Susan pasti sangat senang ketika putrinya, M, memberitahunya bahwa dia ingin bergabung dengannya di Paris, namun ternyata urung. Susan tahu ini berarti putrinya, seperti dia, juga akan bekerja sebagai pembantu.

“Saya benar-benar tidak ingin mengirimnya ke sini. Saya sudah menjadi penolong, anak saya menjadi penolong yang lain. Untuk apa lagi aku mengajarinya?” (Aku benar-benar tidak ingin dia datang ke sini. Aku sudah menjadi pelayan. Apakah putriku harus menjadi pelayan juga?
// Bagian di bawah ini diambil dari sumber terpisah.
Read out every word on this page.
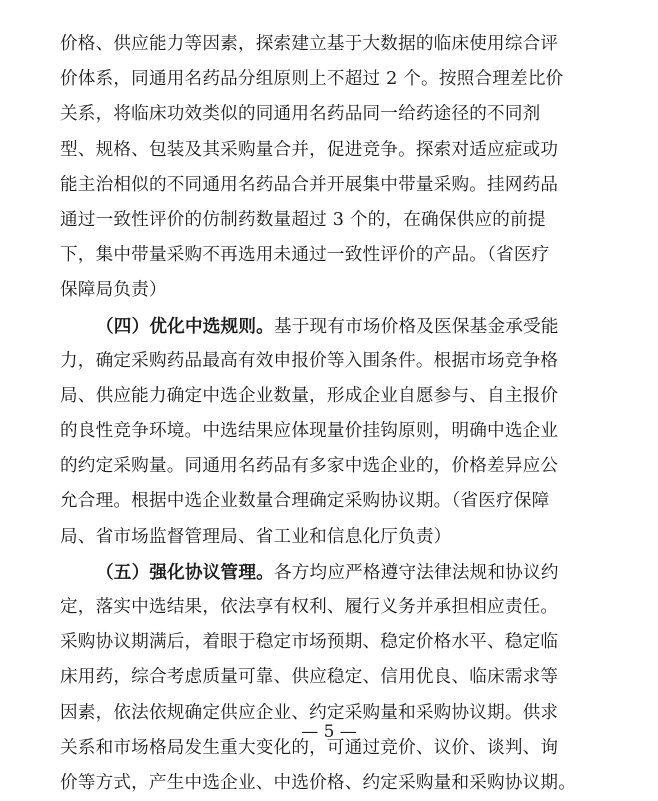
价格、供应能力等因素，探索建立基于大数据的临床使用综合评
价体系，同通用名药品分组原则上不超过 2 个。按照合理差比价
关系，将临床功效类似的同通用名药品同一给药途径的不同剂
型、规格、包装及其采购量合并，促进竞争。探索对适应症或功
能主治相似的不同通用名药品合并开展集中带量采购。挂网药品
通过一致性评价的仿制药数量超过 3 个的，在确保供应的前提
下，集中带量采购不再选用未通过一致性评价的产品。（省医疗
保障局负责）
（四）优化中选规则。基于现有市场价格及医保基金承受能
力，确定采购药品最高有效申报价等入围条件。根据市场竞争格
局、供应能力确定中选企业数量，形成企业自愿参与、自主报价
的良性竞争环境。中选结果应体现量价挂钩原则，明确中选企业
的约定采购量。同通用名药品有多家中选企业的，价格差异应公
允合理。根据中选企业数量合理确定采购协议期。（省医疗保障
局、省市场监督管理局、省工业和信息化厅负责）
（五）强化协议管理。各方均应严格遵守法律法规和协议约
定，落实中选结果，依法享有权利、履行义务并承担相应责任。
采购协议期满后，着眼于稳定市场预期、稳定价格水平、稳定临
床用药，综合考虑质量可靠、供应稳定、信用优良、临床需求等
因素，依法依规确定供应企业、约定采购量和采购协议期。供求
关系和市场格局发生重大变化的，可通过竞价、议价、谈判、询
价等方式，产生中选企业、中选价格、约定采购量和采购协议期。
— 5 —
Setelah menyekolahkannya dan sebagainya…)

Namun putrinya tidak menyelesaikan sekolah dan kesempatan kerja bagi suami dan anak-anaknya terbatas.

Saya juga setuju karena saya pikir mungkin dia akan menderita dan kemudian saya yang disalahkan.”

(Saya akhirnya menyerah padanya karena dia mungkin akan menyalahkan saya jika dia dan keluarganya miskin.)

Dan lingkaran kehidupan terus berlanjut, dan sang putri tumbuh menjadi seperti ibunya.

Anak laki-laki yang ditinggalkannya

Foto diambil di Trocadéro, Paris, Prancis.  Foto oleh Ana P. Santos

Saya adalah orang asing yang bertemu keluarganya di Filipina dan meneleponnya melalui Viber untuk menanyakan apakah kami bisa bertemu.

Dia adalah mantan guru sekolah yang meninggalkan segalanya – 17 tahun mengajar, suami dan putranya – untuk pindah ke Paris.

Aku kehabisan nafas saat menaiki tujuh anak tangga untuk mencapai kamar kecil Mila*. Kamarnya adalah “kamar pembantu” yang biasanya disediakan untuk mereka oleh nyonya-nyonya pekerja domestik atau bantuan rumah tangga.

Dia belum pernah bertemu saya sebelumnya, namun dia menyambut saya dengan senyum lebar dan – sesuai adat istiadat Filipina – dengan makanan dan permintaan maaf yang sebesar-besarnya atas akomodasinya yang sederhana.

“Aku punya sesuatu untukmu,” kataku padanya sambil menyerahkan foto-foto itu padanya.

“Anak laki-laki saya!” dia menghela nafas sambil melihat-lihat foto putra dan suaminya.

Dia berada di samping dirinya sendiri saat itu, berjuang dengan kegembiraan dan kesedihan, memelukku erat-erat dan dengan cepat melepaskannya untuk menunjukkan kepada Nilo, suaminya, dan Jake, putranya, foto-foto mereka melalui Skype.

“Lihat apa yang dibawakan Nona Ana untukku! Wah, kamu bermain basket. Kamu sudah sangat besar dan cantik!”

Mila kembali memelukku dengan erat, namun kali ini memelukku dan berkata sambil merengek, “Aku mau pulang.”

Saya bukan orang asing. Saya adalah orang terakhir yang melihat suami dan putranya.

Baca selengkapnya tentang Mila dan keluarganya di Bagian 2 blog foto berjudul “Kekuatan Pengorbanan Mereka”. – Rappler.com

Esai foto ini adalah bagian dari seri “Siapa yang Merawat Anak-anak Pengasuh?”, sebuah proyek pelaporan multi-media yang mengikuti jalur migrasi feminis dari wilayah di Filipina tempat sebagian besar keluarga OFW tinggal hingga Dubai, UEA, dan Paris, Prancis. Untuk cerita lebih lanjut tentang OFW dan Pinoy di luar negeri, kunjungi www.rappler.com/balikbayan

Proyek ini didukung oleh Pulitzer Center on Crisis Reporting di Washington, DC di bawah naungan Persekutuan Persephone Miel.

Teks oleh Ana P. Santos. Foto oleh Olivier Jobard.